Иронизируя над представлением об уникальной и потому драгоценной индивидуальности, Варли с помощью фигуры клона подрывает возможность негодования, подобного тому, что вызывает игрок-психопат в романе «Старикам тут не место» или репрессивное государство в «Голодных играх». С другой стороны, использование писателем в качестве персонажей клонов, которые выступают в качестве расходного материала, позволяет выявить гораздо более глубокую тоталитарную логику. Поскольку темой настоящей статьи является Сорокин и постсоветская фантастика, будет уместно вспомнить фразу, обычно приписываемую Сталину: оправдывая репрессии, он утверждал, что в СССР «незаменимых нет». Эти слова с тем же успехом можно применить и по отношению к капиталистическому рынку труда. Философ Барбара Гудвин замечает, что знаменитый интеллектуальный эксперимент Борхеса – рассказ «Вавилонская лотерея» (1941), в котором общество состоит «из заданных ролей, по отношению к которым индивидуумы – понимаемые как нулевые означающие или объекты игры случая – вставляются как карточки в картотеку», точно описывает как либеральное, так и коммунистическое общество, поскольку «и в том и в другом случае должны выполняться определенные функции, необходимые для поддержания самой системы» и «с этой точки зрения личности второстепенны, даже если социальная система призвана в конечном итоге способствовать благосостоянию индивидуумов»[492]
. Воображая нарративную структуру, для которой индивидуальная личность так же несущественна, как для фордовского конвейера, колхоза или шопинг-центра, Варли вводит мотив русской рулетки как изоморфный подобной структуре. Вместе с тем этот мотив ставит под сомнение теории классической эстетики, основанной на идентификации читателя с внутренними эволюциями героя – отсюда, например, предложенное Питером Бруксом определение сюжета как «изменения предиката, общего для начала и конца»[493], образцом которого он считает романа воспитания.Уже у романтиков увлеченность темами судьбы и зловещих двойников идет рука об руку с тропами, смутно напоминающими играющих клонов, – я имею в виду «Песочного человека» (1816) Гофмана или «Вильяма Вильсона» (1839) Эдгара По. Однако эти мотивы получают качественно иное освещение, как только становятся материальными установками изображаемого в тексте мира. Романтический герой, чей интеллект способен проникнуть сквозь завесу тайны, чтобы овладеть человеческой жизнью (Коппелиус, Франкенштейн или Рапачини), на последних страницах видит гибель своих созданий или сам гибнет от их рук. Такой герой представляет скорее демиургическое насилие над установленным (и в конечном итоге восстановленным) текстуальным порядком, чем условие существования этого порядка. Аналогичным образом романтическая личность, развивающаяся через диалектику свободы и необходимости, остается неприкосновенной как категория, даже когда (или в особенности когда) она терпит поражение в поединке с судьбой. Напротив, научная фантастика радикально порывает со своими предшественниками-романтиками, поскольку представляет, как в «Прямом на Змееносец», технологическое воспроизведение людей не как исключительное событие, но как установку, лежащую в основании сюжета. Она уже не разыгрывает трагический конфликт между личностью и миром, а остраняет индивидуализм как идеологию.

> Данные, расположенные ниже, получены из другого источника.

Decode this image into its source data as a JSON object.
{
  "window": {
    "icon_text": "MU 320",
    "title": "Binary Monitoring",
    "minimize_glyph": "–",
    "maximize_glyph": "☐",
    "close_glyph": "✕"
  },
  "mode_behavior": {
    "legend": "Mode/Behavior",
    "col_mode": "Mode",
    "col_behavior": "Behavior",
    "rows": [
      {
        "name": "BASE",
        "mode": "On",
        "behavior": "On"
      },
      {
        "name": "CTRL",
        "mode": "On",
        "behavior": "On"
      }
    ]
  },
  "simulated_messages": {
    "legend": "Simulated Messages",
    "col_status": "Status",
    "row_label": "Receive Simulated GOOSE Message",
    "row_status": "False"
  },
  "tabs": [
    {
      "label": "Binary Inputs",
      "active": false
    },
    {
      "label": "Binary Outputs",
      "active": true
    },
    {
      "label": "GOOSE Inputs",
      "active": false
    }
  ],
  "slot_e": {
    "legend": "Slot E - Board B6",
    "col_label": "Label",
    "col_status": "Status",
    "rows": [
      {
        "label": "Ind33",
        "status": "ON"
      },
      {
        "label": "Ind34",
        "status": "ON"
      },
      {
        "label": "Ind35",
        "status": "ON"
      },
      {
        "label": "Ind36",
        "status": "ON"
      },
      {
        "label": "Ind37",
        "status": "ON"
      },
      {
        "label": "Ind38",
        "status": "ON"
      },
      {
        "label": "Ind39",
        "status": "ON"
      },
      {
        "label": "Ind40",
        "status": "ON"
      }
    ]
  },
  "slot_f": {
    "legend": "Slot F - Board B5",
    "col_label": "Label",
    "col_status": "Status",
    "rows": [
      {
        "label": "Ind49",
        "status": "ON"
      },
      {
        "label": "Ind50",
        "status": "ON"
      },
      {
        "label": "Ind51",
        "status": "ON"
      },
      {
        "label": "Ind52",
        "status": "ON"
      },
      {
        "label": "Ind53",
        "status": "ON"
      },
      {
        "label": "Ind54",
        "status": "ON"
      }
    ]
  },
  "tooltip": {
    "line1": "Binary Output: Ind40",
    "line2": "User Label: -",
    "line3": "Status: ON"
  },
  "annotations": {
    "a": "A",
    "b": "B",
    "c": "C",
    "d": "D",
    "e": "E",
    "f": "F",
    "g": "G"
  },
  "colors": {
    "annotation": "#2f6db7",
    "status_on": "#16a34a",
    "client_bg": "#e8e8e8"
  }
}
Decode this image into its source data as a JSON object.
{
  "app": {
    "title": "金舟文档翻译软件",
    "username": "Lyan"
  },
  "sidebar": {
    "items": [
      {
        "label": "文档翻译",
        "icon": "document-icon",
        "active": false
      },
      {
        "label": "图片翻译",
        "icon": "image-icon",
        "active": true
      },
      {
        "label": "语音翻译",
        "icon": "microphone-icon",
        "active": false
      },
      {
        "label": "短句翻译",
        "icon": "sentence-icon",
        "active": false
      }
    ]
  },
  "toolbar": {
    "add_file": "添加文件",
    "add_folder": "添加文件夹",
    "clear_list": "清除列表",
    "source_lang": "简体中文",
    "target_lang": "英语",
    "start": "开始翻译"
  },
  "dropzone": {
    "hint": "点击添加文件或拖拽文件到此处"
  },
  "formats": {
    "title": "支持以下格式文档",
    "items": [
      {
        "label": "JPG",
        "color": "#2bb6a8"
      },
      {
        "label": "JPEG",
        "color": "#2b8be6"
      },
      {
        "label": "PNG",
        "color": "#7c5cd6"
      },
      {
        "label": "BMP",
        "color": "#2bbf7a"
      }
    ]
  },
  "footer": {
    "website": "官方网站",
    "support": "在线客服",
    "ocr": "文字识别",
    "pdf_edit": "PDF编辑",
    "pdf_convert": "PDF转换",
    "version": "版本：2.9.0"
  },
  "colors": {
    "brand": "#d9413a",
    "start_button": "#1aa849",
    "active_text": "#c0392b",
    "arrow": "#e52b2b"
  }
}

С этой точки зрения легко увидеть, что, например, такое знаменитое произведение о клонах, как рассказ «Девять жизней» (1969) Урсулы Ле Гуин, стоит куда ближе к романтической традиции мистифицированного гуманизма, чем к произведениям, о которых пойдет речь ниже. В этом рассказе описывается гибель во время землетрясения девяти из десяти клонов, составлявших единый «десятиклон». Они погибают в похожей на материнскую утробу шахте на планете Либра, которая изображается в рассказе как феминизированный мир огня, выносящий смертельный приговор науке, занятой массовым производством клонов, и «ульеобразному» строению общества[494]
. После катастрофы единственный оставшийся в живых клон учится жить по-новому в качестве обладающей индивидуальными чувствами личности, способной относиться к другим как к таким же личностям. Тема азартной игры присутствует здесь имплицитно: один клон из десяти выживает благодаря чистой случайности, и именно с его помощью нам преподносится урок о том, как следует ценить человеческую жизнь. Однако рассказ концентрируется не столько на теме отчуждения людей в процессе технологического воспроизводства, сколько на восстановлении индивидуальности в мире, где подобное отчуждение является константой.